In a world where commercials are becoming more interesting than films, Charlie Chaplin and William Holden remind us that when new movies fail us, the old ones are happy to step in.
I didn’t see Prom Night this week, but I can review it right now for you if you like. 1.5 stars, some starlet who is astonishingly busted looking for being so young (can’t they dig up some fresh new seedlings in Hollywood? Can we get a talent search?) runs around in heels, screams a lot, and eventually seals the bad guy’s fate with a line that she thinks is clever but was actually retired years ago. Probably contains some sort of startlingly clever dialogue for about five seconds that saves it from being a solid one star, but ultimately the film isn’t worth all of the limitless advertising budget it seems to have had.
Ho hum, you’re welcome to prove me wrong. It’s your $9. Submit your review to ross[AT]rvanews.com and he will be happy to fire me and hire you, I’m sure. Especially if you turn things in on time. I really couldn’t be bothered. You see, I have (re)discovered the cinematic careers of Charlie Chaplin and William Holden.
It’s the horrifyingly barren periods of filmic wasteland, such as April 2008 seems to be becoming, that lead popular film enthusiasts into the alluring, intimidating, and — without a doubt — vast archives of American cinema.

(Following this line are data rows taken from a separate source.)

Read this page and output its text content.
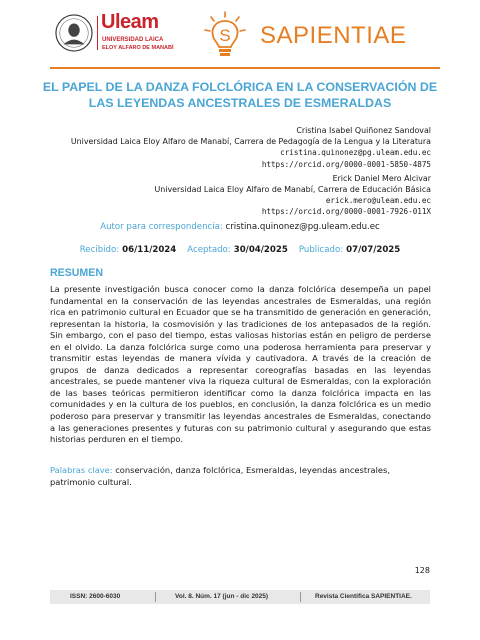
Uleam
UNIVERSIDAD LAICA
ELOY ALFARO DE MANABÍ
S SAPIENTIAE
EL PAPEL DE LA DANZA FOLCLÓRICA EN LA CONSERVACIÓN DE
LAS LEYENDAS ANCESTRALES DE ESMERALDAS
Cristina Isabel Quiñonez Sandoval
Universidad Laica Eloy Alfaro de Manabí, Carrera de Pedagogía de la Lengua y la Literatura
cristina.quinonez@pg.uleam.edu.ec
https://orcid.org/0000-0001-5850-4875
Erick Daniel Mero Alcivar
Universidad Laica Eloy Alfaro de Manabí, Carrera de Educación Básica
erick.mero@uleam.edu.ec
https://orcid.org/0000-0001-7926-011X
Autor para correspondencia: cristina.quinonez@pg.uleam.edu.ec
Recibido: 06/11/2024 Aceptado: 30/04/2025 Publicado: 07/07/2025
RESUMEN
La presente investigación busca conocer como la danza folclórica desempeña un papel fundamental en la conservación de las leyendas ancestrales de Esmeraldas, una región rica en patrimonio cultural en Ecuador que se ha transmitido de generación en generación, representan la historia, la cosmovisión y las tradiciones de los antepasados de la región. Sin embargo, con el paso del tiempo, estas valiosas historias están en peligro de perderse en el olvido. La danza folclórica surge como una poderosa herramienta para preservar y transmitir estas leyendas de manera vívida y cautivadora. A través de la creación de grupos de danza dedicados a representar coreografías basadas en las leyendas ancestrales, se puede mantener viva la riqueza cultural de Esmeraldas, con la exploración de las bases teóricas permitieron identificar como la danza folclórica impacta en las comunidades y en la cultura de los pueblos, en conclusión, la danza folclórica es un medio poderoso para preservar y transmitir las leyendas ancestrales de Esmeraldas, conectando a las generaciones presentes y futuras con su patrimonio cultural y asegurando que estas historias perduren en el tiempo.
Palabras clave: conservación, danza folclórica, Esmeraldas, leyendas ancestrales, patrimonio cultural.
128
ISSN: 2600-6030	Vol. 8. Núm. 17 (jun - dic 2025)	Revista Científica SAPIENTIAE.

Charlie Chaplin and William Holden have nothing to do with each other. One popped up on my halfhearted quest to watch films that have won screenwriting awards (I watched 1929’s The Circus) and the other has been nagging me internally to examine his career since I watched the magnificent Stalag 17 last fall.* I’m not a complete stranger to either bloke. I’m pretty sure I wrote a good paper on City Lights in college, and I remember that Chaplin wrote, directed, scored, and starred in (of course) all of his movies. I didn’t remember having as much fond admiration of him as I did during my schoolgirl crush on Buster Keaton (think I’m weird? Rent Seven Chances and you’ll see what I mean.)**
And Holden, well, I first discovered him in Sabrina during what was probably my first thorough movie career exploration – that of Audrey Hepburn.*** I also read a biography of Hepbrun in middle school that sketched vaguely around her purported love affair with the rugged, older-than-he-looks Holden. The story goes that they had a torrid romance while Holden was still married (hey, Audrey was human, too), but she broke it off because the darling thing wanted kids, and Holden, sadly, had seen to it that he could no longer shoot with live ammo. IF YOU KNOW WHAT I MEAN.****
So in this age of theater boredom, I have discovered some films that you should view, whether or not you have seen them before. Of Chaplin’s impressive body of work, I really enjoyed The Circus best (although Modern Times and City Lights are the more touted — and quite worth it as well). The Little Tramp (hey, he named the character, not me), with all of his physical comedy, impeccable timing, enormous heart, and affable inability to get things right is somehow ten times funnier than anything humorous I’ve seen lately. Could it be that irony is so widespread that it’s no longer effective? Can the simplest of comedy styles be somehow complex and clever again? I seriously think I’ve hit upon the perfect antidote to 2008 movie malaise — watching a little man with a moustache and a cane get chased by a pony over and over again. Oh, crap, I guess there’s YouTube for that, isn’t there?
Stalag 17 is a near-perfect film that I’m always pushing on people, but if you want to wait until after the election to watch something about prisoners of war (just so you don’t run the risk of picturing John McCain dancing around with fake boobs), I can safely recommend The Wild Bunch. I’d seen parts of this movie in class but never really sat through the entire thing. It’s a Sam Peckinpah Western of the highest degree. At first, it might seem like it’s so derivative of 1970s TV shows – same zooming, same music, same Sunday afternoon feel to it – until you look closely at the sleeve and realize it was made in 1969. This Western helped shape Westerns as we know them! In this era of Western-esque movies that play with character dimensions, it’s good to see some of the influences, no? And Holden…something about him is so familiar and warm, while still being gruff. I mean, he’s no Buster Keaton or anything, but he’s strangely heartwarming.
Turn up your skeptical nose at me if you must, but be warned. National Treasure: Book of Secrets will take up both timeslots at the Byrd, starting Friday.
*When I was on an Otto Preminger kick. I don’t have a lot of actual things to DO after work, if you feel me.
**Or maybe not. I also think the Colonial Williamsburg Drum and Fife Corps is sexy, much to the utter astonishment of the colleagues who accompanied me to a conference there.
***Required preteen girl viewing.
****Unlike ross[AT]rvanews.com. Congrats!! And eww!!